While working and walking, I often listen to background music. I used to use an Internet radio called Jango , which was fine with almost everyone, except for the following things:
- inaccessibility during almost daily walks in the forest (i.e. without an Internet connection).
- The need to switch between different channels in order to change the genre of music. In other words, the listener of Jango has little chance of discovering new musical genres.
One day the idea came up with a mobile application for listening to music, which could work most of the time without the Internet (i.e. cache music) with automatic detection of user's musical addictions. I haven’t seen anything like this (maybe I just looked badly?), So I decided to implement it myself. Now, after several months of coding in my spare time from the main work, I published the first, still very raw, but already working version of the Android application .
I wanted to implement an application with a very simple and intuitive interface (in fact, with only two buttons: "pause" and "skip"), but with sufficiently advanced internal logic to analyze musical preferences (based on collecting statistics on the duration of listening to tracks before skipping) and caching tracks. Since I did not want to duplicate the logic for different platforms, it was decided to implement it in C ++ (which is the "common denominator" for iOS and Android).
For storing metadata about tracks, as well as user preferences, I chose SQLite. Album and music cover files are stored in a three-level hash-based directory tree (similar to how it works in Git).
512 MiB chose the cache size (these and any other digits, of course, can be configured). The logic of the rotation of the tracks is as follows: 20 tracks are downloaded per update iteration. After the user has listened to each track at least twice, a new update is initiated. Tracks are deleted for which the average listening time is lower than the specified limit, and the metadata of new tracks is downloaded from the server, after which their download begins.
The playback logic is as follows. The longer the average listening time for a track, the more often it is played.
As an experienced C ++ developer, I did not experience much difficulty in implementing the logic described above (although in reality it is somewhat more complicated). However, having no experience writing applications for Android, I had to spend a lot of time and effort on implementing the corresponding software layer (especially the UI). I am sure that many things are now implemented not in the best way.
I decided to write an Android wrapper in Kotlin. In fact, Java did not promise any advantages, because you would still have to mess with JNI (in iOS, the situation would be different, there Objective-C is much more convenient than Swift in terms of integration with native core logic code).

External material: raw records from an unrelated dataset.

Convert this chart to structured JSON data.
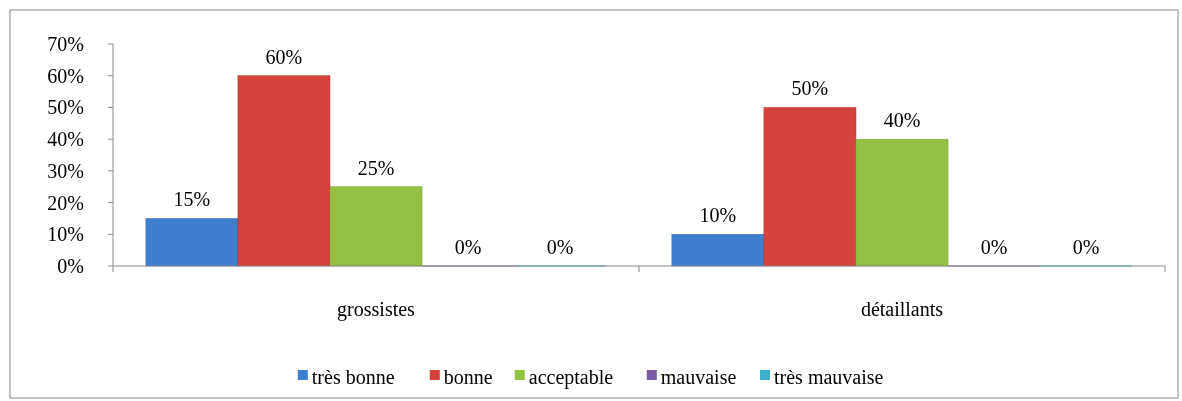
{
  "chart_data": {
    "type": "bar",
    "categories": [
      "grossistes",
      "détaillants"
    ],
    "series": [
      {
        "name": "très bonne",
        "color": "#3f7fcf",
        "values": [
          15,
          10
        ],
        "value_labels": [
          "15%",
          "10%"
        ]
      },
      {
        "name": "bonne",
        "color": "#d5413b",
        "values": [
          60,
          50
        ],
        "value_labels": [
          "60%",
          "50%"
        ]
      },
      {
        "name": "acceptable",
        "color": "#94c044",
        "values": [
          25,
          40
        ],
        "value_labels": [
          "25%",
          "40%"
        ]
      },
      {
        "name": "mauvaise",
        "color": "#7b5ba6",
        "values": [
          0,
          0
        ],
        "value_labels": [
          "0%",
          "0%"
        ]
      },
      {
        "name": "très mauvaise",
        "color": "#3fb0cc",
        "values": [
          0,
          0
        ],
        "value_labels": [
          "0%",
          "0%"
        ]
      }
    ],
    "ylim": [
      0,
      70
    ],
    "yticks": [
      {
        "value": 0,
        "label": "0%"
      },
      {
        "value": 10,
        "label": "10%"
      },
      {
        "value": 20,
        "label": "20%"
      },
      {
        "value": 30,
        "label": "30%"
      },
      {
        "value": 40,
        "label": "40%"
      },
      {
        "value": 50,
        "label": "50%"
      },
      {
        "value": 60,
        "label": "60%"
      },
      {
        "value": 70,
        "label": "70%"
      }
    ],
    "grid": false,
    "legend": "bottom"
  }
}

I used Fuel to download JSON metadata, and Fetch to download files (I was surprised that Fuel is not able to efficiently download files). By the way, to the second library I have complaints about the stability of work.
The server code was written in Golang and uses PostgreSQL through reform . The current metadata database was built by indexing the Free Music Archive , and in the future I plan to index other open sources as well. Tracks on the server are not yet stored to save space (I save on hosting), but directly refer to the source repository.
The server collects statistics of listening to tracks for each of the users. Thus, each musical genre is assigned a preference score that affects the likelihood of choosing the appropriate compositions during rotation.
I will be glad if you try my application. Suddenly you will like it. Surely during use you will encounter bugs (the program is still raw). The speed of their correction will directly depend on the demand for my work.